Randevuma Nasıl Hazırlanmalıyım?
- Lütfen randevunuzdan altı (6) saat önce hiçbir şey yemeyin ya da içmeyin (sakız, şeker veya su dahil). Prosedür öncesinde sigara içmemeniz en iyisidir.
- Normalde herhangi bir ilaç alıyorsanız, test günü ne zaman almanız gerektiğini doktorunuza veya hemşirenize danışın. Lütfen ilaç listenizi yanınıza getirin.
- Doktorunuza veya hemşirenize insülin ya da diyabet için haplar kullanıyorsanız ya da kan inceltici ilaçlar (varfarin, aspirin ya da klopidogrel gibi) kullanıyorsanız bildirin çünkü özel düzenlemeler yapılması gerekecektir. *
- Aç kalmış olacağınız için genellikle diabet ilaçlarınızı prosedür sabahı almamanızı öneriyoruz.

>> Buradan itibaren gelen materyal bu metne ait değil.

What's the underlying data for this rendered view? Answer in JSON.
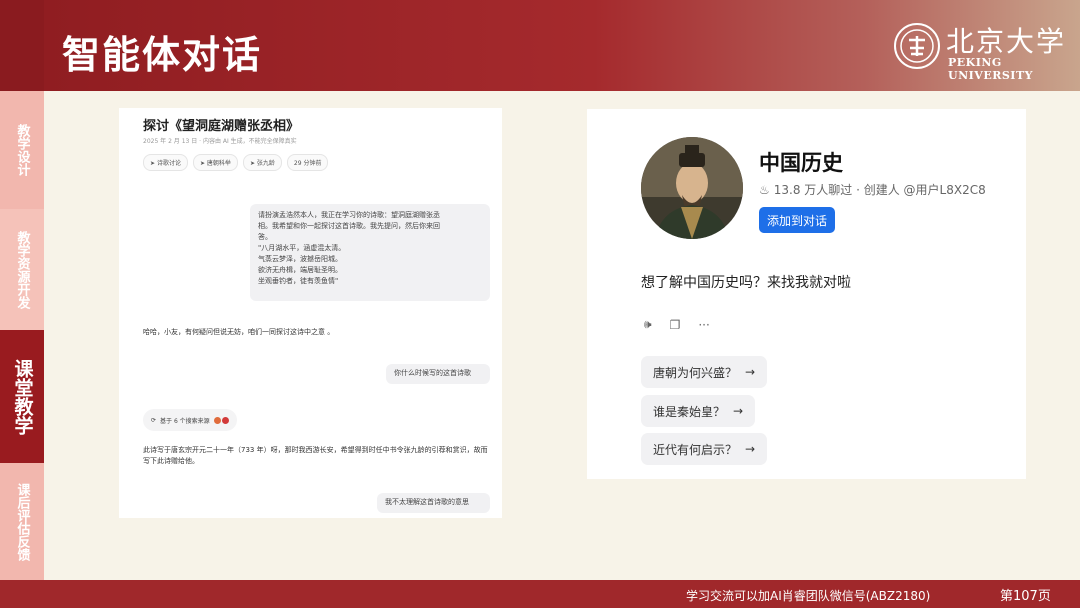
{
  "header": {
    "title": "智能体对话",
    "university_cn": "北京大学",
    "university_en": "PEKING UNIVERSITY"
  },
  "sidebar": {
    "items": [
      {
        "label": "教学设计",
        "active": false
      },
      {
        "label": "教学资源开发",
        "active": false
      },
      {
        "label": "课堂教学",
        "active": true
      },
      {
        "label": "课后评估反馈",
        "active": false
      }
    ]
  },
  "left_chat": {
    "title": "探讨《望洞庭湖赠张丞相》",
    "meta": "2025 年 2 月 13 日 · 内容由 AI 生成，不能完全保障真实",
    "tags": [
      "诗歌讨论",
      "唐朝科举",
      "张九龄",
      "29 分钟前"
    ],
    "user_message_1": [
      "请扮演孟浩然本人，我正在学习你的诗歌：望洞庭湖赠张丞",
      "相。我希望和你一起探讨这首诗歌。我先提问，然后你来回",
      "答。",
      "\"八月湖水平，涵虚混太清。",
      "气蒸云梦泽，波撼岳阳城。",
      "欲济无舟楫，端居耻圣明。",
      "坐观垂钓者，徒有羡鱼情\""
    ],
    "bot_reply_1": "哈哈，小友，有何疑问但说无妨，咱们一同探讨这诗中之意 。",
    "user_message_2": "你什么时候写的这首诗歌",
    "search_pill": "基于 6 个搜索来源",
    "bot_reply_2": "此诗写于唐玄宗开元二十一年（733 年）呀，那时我西游长安，希望得到时任中书令张九龄的引荐和赏识，故而写下此诗赠给他。",
    "user_message_3": "我不太理解这首诗歌的意思"
  },
  "right_bot": {
    "name": "中国历史",
    "stats": "13.8 万人聊过 · 创建人 @用户L8X2C8",
    "add_button": "添加到对话",
    "greeting": "想了解中国历史吗？来找我就对啦",
    "suggestions": [
      "唐朝为何兴盛？",
      "谁是秦始皇？",
      "近代有何启示？"
    ],
    "icons": [
      "speaker-icon",
      "copy-icon",
      "more-icon",
      "fire-icon",
      "arrow-right-icon"
    ]
  },
  "footer": {
    "text": "学习交流可以加AI肖睿团队微信号(ABZ2180)",
    "page": "第107页"
  },
  "colors": {
    "brand_red": "#991b1f",
    "sidebar_inactive": "#f2b7ae",
    "button_blue": "#1e6fe8",
    "background": "#f7f3e8"
  }
}
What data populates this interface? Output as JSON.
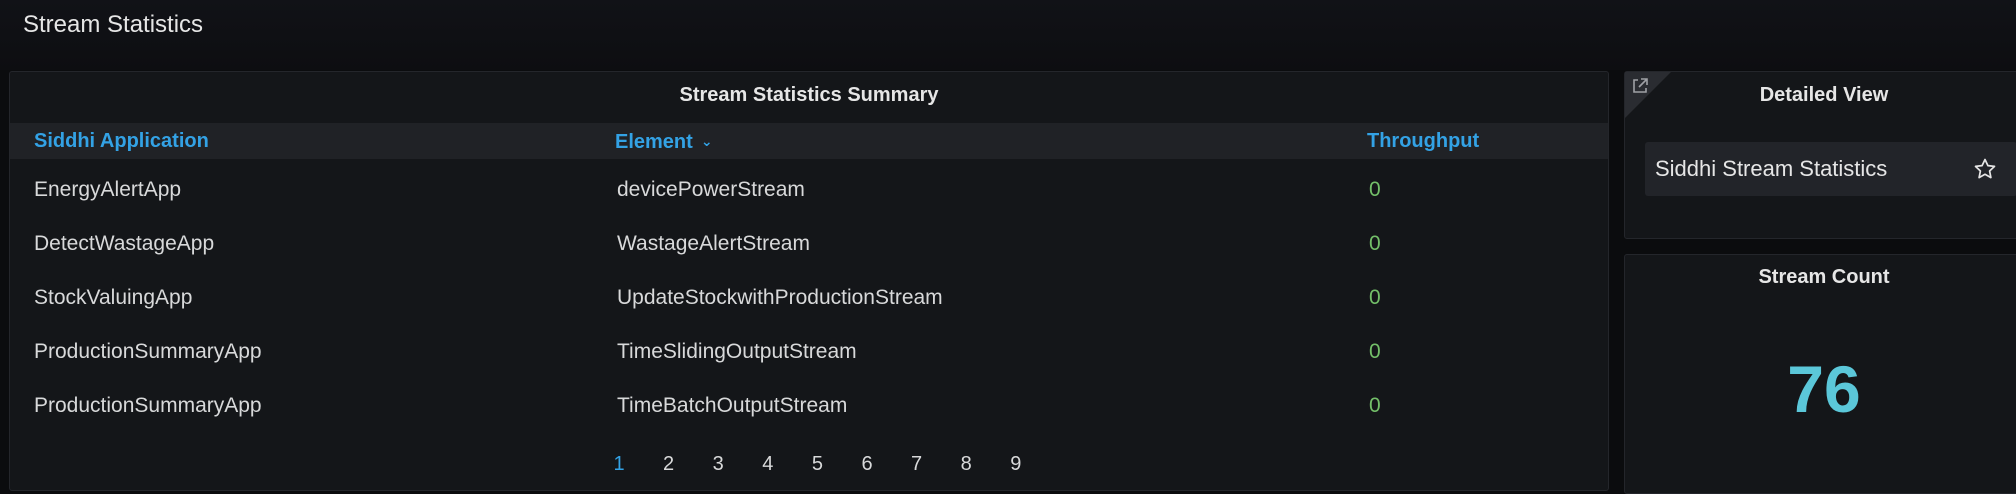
{
  "page": {
    "title": "Stream Statistics"
  },
  "summary": {
    "title": "Stream Statistics Summary",
    "columns": [
      "Siddhi Application",
      "Element",
      "Throughput"
    ],
    "sort_icon": "chevron-down-icon",
    "rows": [
      [
        "EnergyAlertApp",
        "devicePowerStream",
        "0"
      ],
      [
        "DetectWastageApp",
        "WastageAlertStream",
        "0"
      ],
      [
        "StockValuingApp",
        "UpdateStockwithProductionStream",
        "0"
      ],
      [
        "ProductionSummaryApp",
        "TimeSlidingOutputStream",
        "0"
      ],
      [
        "ProductionSummaryApp",
        "TimeBatchOutputStream",
        "0"
      ]
    ],
    "pages": [
      "1",
      "2",
      "3",
      "4",
      "5",
      "6",
      "7",
      "8",
      "9"
    ],
    "active_page": "1"
  },
  "detailed": {
    "title": "Detailed View",
    "corner_icon": "external-link-icon",
    "link_label": "Siddhi Stream Statistics",
    "link_icon": "star-icon"
  },
  "count": {
    "title": "Stream Count",
    "value": "76"
  },
  "colors": {
    "background": "#0b0c0e",
    "panel": "#141619",
    "header_link": "#33a2e5",
    "throughput": "#73bf69",
    "stat_value": "#5bc7d9"
  }
}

- Lütfen oje sürmeyin çünkü oksijen seviyenizi ölçmek için kullandığımız parmak probuyla etkileşime girer.
- Bronkoskopiden sonra sizi eve götürecek birini ayarlamanız gerekir çünkü araba kullanmak ya da toplu taşıma ile tek başınıza seyahat etmek güvenli olmayacaktır. Lütfen bu düzenlemelerin randevunuza gelmeden yapıldığından emin olun.